Thursday, December 10, 2009

The Favelas, Infra-Structural Development, and the Eco-Wall: Good and Bad Manifestations of the Brazilian State

To build on Erik's post below, I wanted to add a little more on the so-called "eco-wall" put up around a favela in Rio. In addition to the report that CNN put up (it was actually the major story on when I woke up yesterday morning, much to my shock and satisfaction, as stories about the favelas, and particularly the repression they face, are usually buried deep within CNN's site), there was another report that involved eyewitness journalistic accounts of the favela, which was not too far from where I lived in Rio (within 10 minutes, I could see the favela, and within 20 minutes, I could be in it).

For all of the talk of how "violent" the favelas and their residents are, I thought this part of the journalist's account was worth highlighting:
According to officials it’s an “ecobarrier” built to protect the surrounding rainforest, but a lot of people we talked to were offended.

They felt they were being caged in and saw it as an attempt to further separate the crime-ridden slums from the affluent condos on the beaches below.

But what struck me was just how safe Santa Marta was.

When I lived in Rio eight years earlier it was unthinkable to enter any favela without a police escort.

At night you could hear shoot-outs between rival drug gangs and nearby neighborhoods complained of “lost bullets” that tore through their homes while they slept.

That’s changed with Rio’s “pacification” plan. Santa Marta is one of the favelas that’s been occupied by police. They built a permanent headquarters in the community and have set up checkpoints where gangs used to sell drugs.

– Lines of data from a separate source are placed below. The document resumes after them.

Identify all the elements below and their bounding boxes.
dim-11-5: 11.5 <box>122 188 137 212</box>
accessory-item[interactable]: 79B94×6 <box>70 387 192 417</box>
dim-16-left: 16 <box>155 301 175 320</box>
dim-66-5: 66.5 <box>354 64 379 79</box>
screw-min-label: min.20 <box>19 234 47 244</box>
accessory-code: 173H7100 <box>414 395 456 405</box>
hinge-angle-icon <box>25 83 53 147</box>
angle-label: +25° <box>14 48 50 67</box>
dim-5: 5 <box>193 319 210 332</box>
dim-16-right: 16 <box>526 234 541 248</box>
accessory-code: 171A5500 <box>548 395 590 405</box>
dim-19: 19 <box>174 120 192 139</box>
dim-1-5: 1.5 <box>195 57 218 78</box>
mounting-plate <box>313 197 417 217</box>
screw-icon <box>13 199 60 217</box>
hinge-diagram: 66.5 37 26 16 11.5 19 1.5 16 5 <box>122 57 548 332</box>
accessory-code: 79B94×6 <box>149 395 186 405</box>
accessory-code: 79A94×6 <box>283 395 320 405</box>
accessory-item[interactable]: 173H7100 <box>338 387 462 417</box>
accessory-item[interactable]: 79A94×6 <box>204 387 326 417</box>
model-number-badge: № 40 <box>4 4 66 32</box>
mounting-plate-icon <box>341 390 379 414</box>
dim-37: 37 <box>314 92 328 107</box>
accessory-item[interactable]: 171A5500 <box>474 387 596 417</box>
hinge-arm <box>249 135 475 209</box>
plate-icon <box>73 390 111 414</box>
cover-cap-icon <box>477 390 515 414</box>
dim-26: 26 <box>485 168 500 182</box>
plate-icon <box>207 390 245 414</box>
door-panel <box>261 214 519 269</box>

We actually saw very few police when we hiked along the winding paths, but the sense of security was palpable.

I commented on this "'pacification' plan" a couple of days ago. I don't know how "accurate" this journalist's report is - it is possible that it was just a particularly peaceful time when he was there, or that this was "pra ingles ver" ["for the English to see"], as they say. Still, I think there's a very real chance that his sentiment reflects the broader atmosphere in Santa Marta, and if what he saw and felt were the permanent conditions in Santa Marta, then I think the new approaches of the police may actually be working, at least in this favela. I've long said that infrastructural development in the favelas would be central to a shift in the policy towards Brazil's poor and marginalized; it seems that Santa Marta has only reinforced that suggestion.

That said, I think the eco-wall is absolutely the wrong kind of infrastructure to establish in the favelas. As I said in comments to Erik's post, I think the problems with the eco-wall are twofold. It was nearly impossible for Santa Marta to spread into the forest due to its location - the mountains around it are simply too steep. While the favela did manage to creep into a part of the mountains, the settled area is already steep enough that they have to have a tram to take residents from the bottom of the hill to the top. In that part of Rio (Botafogo), the mountains simply are unable to even support favelas, so deforestation for settlement is near impossible. My second problem (as much with the article Erik originally commented on, as well as the broader question at hand) is that it treats eco-protection and segregation as an "either/or" proposition, when it's not. It's absolutely possible (and, in this case, likely) that you could do eco-protection while (further) marginalizing sectors of society. Ultimately, this to me is segregation, plain and simple: where Santa Marta is located butts up against the federally protected forest of Tijuca, which is the largest urban forest in the world. What is more, Santa Marta simply cannot expand, and really hasn't - it was the same this past summer when I went to Brazil as it had been when I was first there in 2005. If this were an earnest effort to protect the environment without segregating the poor, it would have happened elsewhere in the city - not Botafogo.

Given the new tactics in São Paulo and the apparent success (though I'd like to see more reports) of the new tactics in Santa Marta, I feel that for the first time, there is a not-illegitimate hope that the violence in the favelas may have a real chance to decline. To re-state my original skepticism, the fact that Santa Marta is one of over 1000 favelas in Rio alone means there is a very long way to go. Still, these efforts indicate that, for the first time ever, the federal state and state government of Rio may actually be taking measures to establish infrastructural improvements that could decrease the violence. But eco-walls like the one in Santa Marta are counterproductive, as they produce no real benefits and antagonize residents that the state is trying to win over.